Information Security -- Reliable and Trustworthy Personnel
Joint Security Commission II again highlighted the importance of Information Security, One dimension of this problem is the requirement to vet personnel who, although they may not require access to classified information, have routine access to critical portions of the government’s information architecture. The potential for damage to security by such people far exceeds that of the vast majority of security clearance holders. Still, we have seen no progress in establishing the requirement for determining the reliability and trustworthiness of such individuals. This remains an important potential vulnerability in information security.
Information Security - Authority and Responsibility
As we observed in our 1999 report, national authorities, responsibilities and charters in the area of Information Security (Infosec) remain ambiguous and, in some cases, in conflict. There needs to be a much greater sense of urgency in resolving this issue within the Government. There is clear recognition that this is a complex area with multiple equities and interests involving government and the private sector. Still, there is little reason to expect progress until there is a rational and operational government organization for progress.
The current structure of authorities and charters for Infosec in the government has been evolving at a pace that has not kept up with the emerging threat. The incremental nature of the government response to this threat has resulted in legislation, regulation, policy documents, and charter assignments that are often unclear and overlapping and are sometimes contradictory. Yet there are few areas more critical to the orderly function of government than its ability to access, utilize, and rely upon its information. Responsibility for protection of this critical resource needs to be coalesced and focused. We strongly support an immediate effort to resolve this effort via Presidential Directive and/or legislation, and recommend that the National Security Advisor direct the co-chairs of the SPB to convene a panel made up of members of the SPB Executive Committee to draft the required guidance, and directives, or recommend the necessary legislation.
Information Security -- Network Defense in Depth
We have been encouraged by the progress in understanding this area, in assigning responsibility, and in setting up mechanisms for computer network defense. Within the Department of Defense, the operational responsibility has been assigned to US Space Command and a Computer Network Defense Joint Task Force has been established at the Defense Information Systems Agency with the deputy director of DISA dual-hatted as Commander, CND JTF. That is a good start on getting organized but we remain convinced of the need for special programs for rapid response to changes in threat capabilities and for programs to attract and retain the needed expertise.

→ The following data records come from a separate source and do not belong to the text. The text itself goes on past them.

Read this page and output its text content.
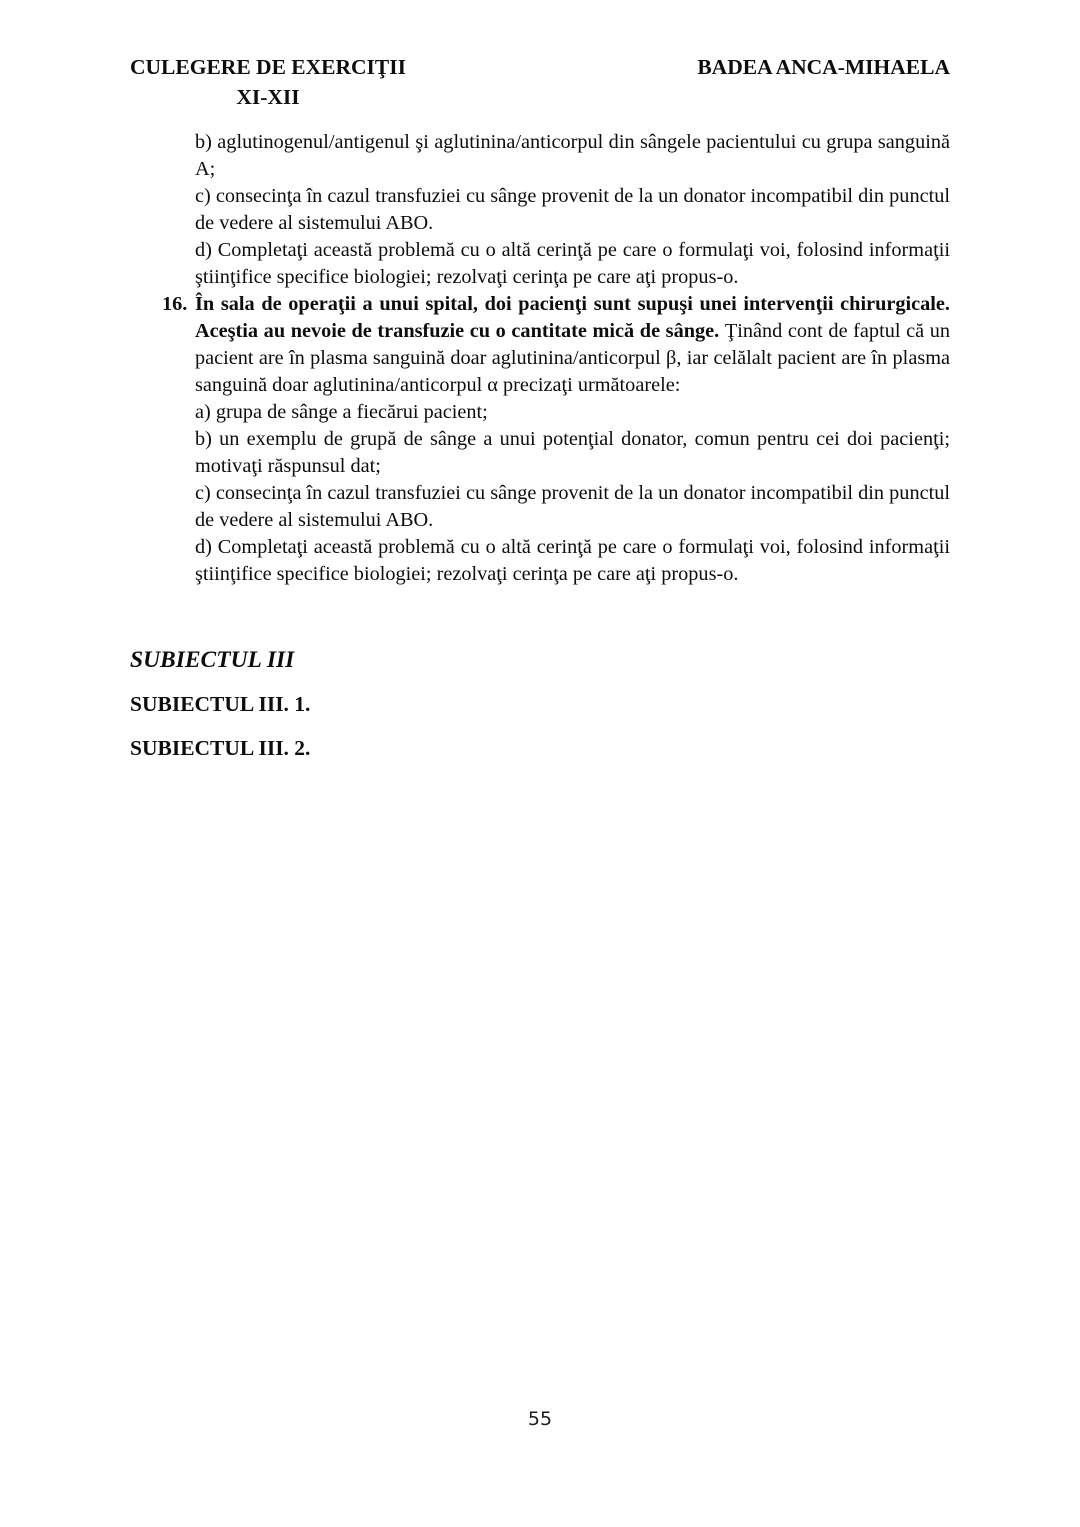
CULEGERE DE EXERCIŢII
XI-XII
BADEA ANCA-MIHAELA

b) aglutinogenul/antigenul şi aglutinina/anticorpul din sângele pacientului cu grupa sanguină A;

c) consecinţa în cazul transfuziei cu sânge provenit de la un donator incompatibil din punctul de vedere al sistemului ABO.

d) Completaţi această problemă cu o altă cerinţă pe care o formulaţi voi, folosind informaţii ştiinţifice specifice biologiei; rezolvaţi cerinţa pe care aţi propus-o.

16. În sala de operaţii a unui spital, doi pacienţi sunt supuşi unei intervenţii chirurgicale. Aceştia au nevoie de transfuzie cu o cantitate mică de sânge. Ţinând cont de faptul că un pacient are în plasma sanguină doar aglutinina/anticorpul β, iar celălalt pacient are în plasma sanguină doar aglutinina/anticorpul α precizaţi următoarele:

a) grupa de sânge a fiecărui pacient;

b) un exemplu de grupă de sânge a unui potenţial donator, comun pentru cei doi pacienţi; motivaţi răspunsul dat;

c) consecinţa în cazul transfuziei cu sânge provenit de la un donator incompatibil din punctul de vedere al sistemului ABO.

d) Completaţi această problemă cu o altă cerinţă pe care o formulaţi voi, folosind informaţii ştiinţifice specifice biologiei; rezolvaţi cerinţa pe care aţi propus-o.

SUBIECTUL III
SUBIECTUL III. 1.
SUBIECTUL III. 2.
55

We also see a need for greatly increased emphasis on protecting essential networks -- classified and unclassified -- from denial of service. Adequate protection must include requirements for architectures that include backup and recovery provisions.

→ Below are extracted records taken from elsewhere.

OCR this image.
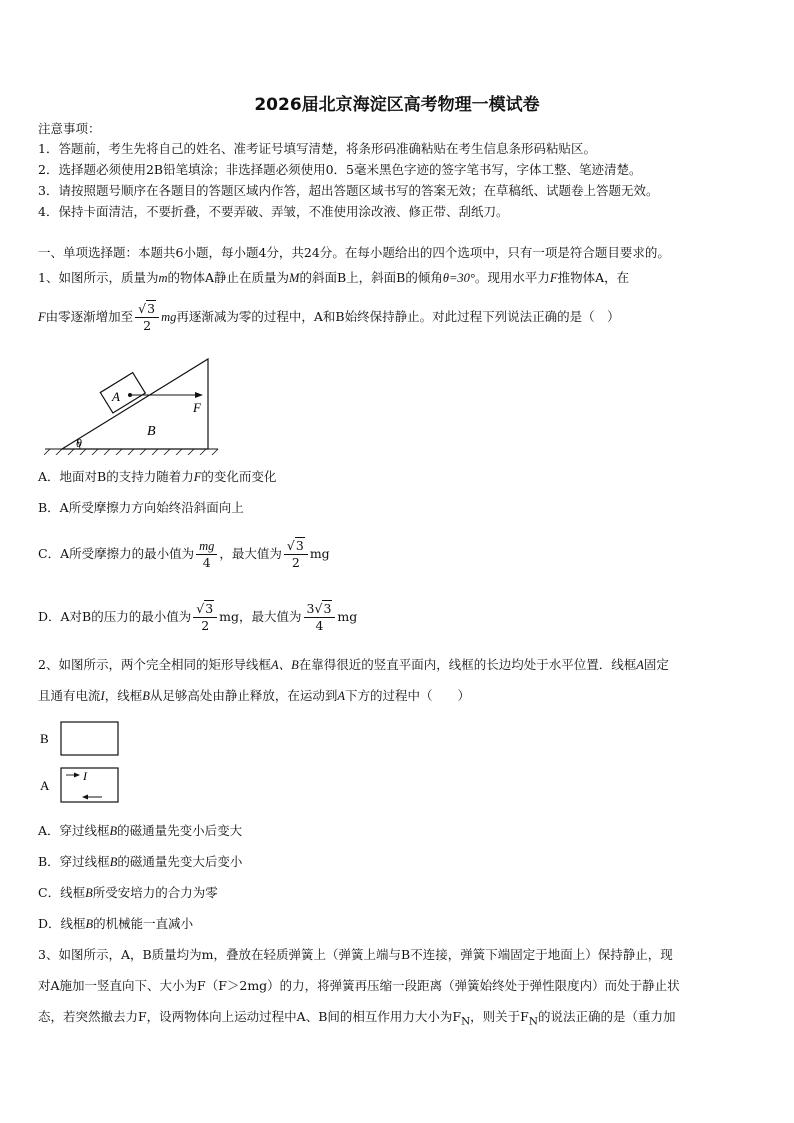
2026届北京海淀区高考物理一模试卷
注意事项：
1．答题前，考生先将自己的姓名、准考证号填写清楚，将条形码准确粘贴在考生信息条形码粘贴区。
2．选择题必须使用2B铅笔填涂；非选择题必须使用0．5毫米黑色字迹的签字笔书写，字体工整、笔迹清楚。
3．请按照题号顺序在各题目的答题区域内作答，超出答题区域书写的答案无效；在草稿纸、试题卷上答题无效。
4．保持卡面清洁，不要折叠，不要弄破、弄皱，不准使用涂改液、修正带、刮纸刀。
一、单项选择题：本题共6小题，每小题4分，共24分。在每小题给出的四个选项中，只有一项是符合题目要求的。
1、如图所示，质量为m的物体A静止在质量为M的斜面B上，斜面B的倾角θ=30°。现用水平力F推物体A，在
F由零逐渐增加至 $\frac{√3}{2}$ mg再逐渐减为零的过程中，A和B始终保持静止。对此过程下列说法正确的是（　）
A
B
F
θ
A．地面对B的支持力随着力F的变化而变化
B．A所受摩擦力方向始终沿斜面向上
C．A所受摩擦力的最小值为 $\frac{mg}{4}$ ，最大值为 $\frac{√3}{2}$ mg
D．A对B的压力的最小值为 $\frac{√3}{2}$ mg，最大值为 $\frac{3√3}{4}$ mg
2、如图所示，两个完全相同的矩形导线框A、B在靠得很近的竖直平面内，线框的长边均处于水平位置．线框A固定
且通有电流I，线框B从足够高处由静止释放，在运动到A下方的过程中（　　）
B
A
I
A．穿过线框B的磁通量先变小后变大
B．穿过线框B的磁通量先变大后变小
C．线框B所受安培力的合力为零
D．线框B的机械能一直减小
3、如图所示，A，B质量均为m，叠放在轻质弹簧上（弹簧上端与B不连接，弹簧下端固定于地面上）保持静止，现
对A施加一竖直向下、大小为F（F＞2mg）的力，将弹簧再压缩一段距离（弹簧始终处于弹性限度内）而处于静止状
态，若突然撤去力F，设两物体向上运动过程中A、B间的相互作用力大小为$F_N$，则关于$F_N$的说法正确的是（重力加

Further, there is still no charter for an organization with intergovernmental responsibility and there is great confusion regarding authorities for operations in response to attacks on U.S. computer networks.
Industry remains frustrated at their inability to conduct meaningful threat management per PDD 29 because of the lack of any definitive threat data. While the National Counterintelligence Center is the logical focal point for providing this data, it has not been effective in doing so. We hope that the CI-21 Study will result in the creation of an apparatus for providing meaningful threat data to industry consumers.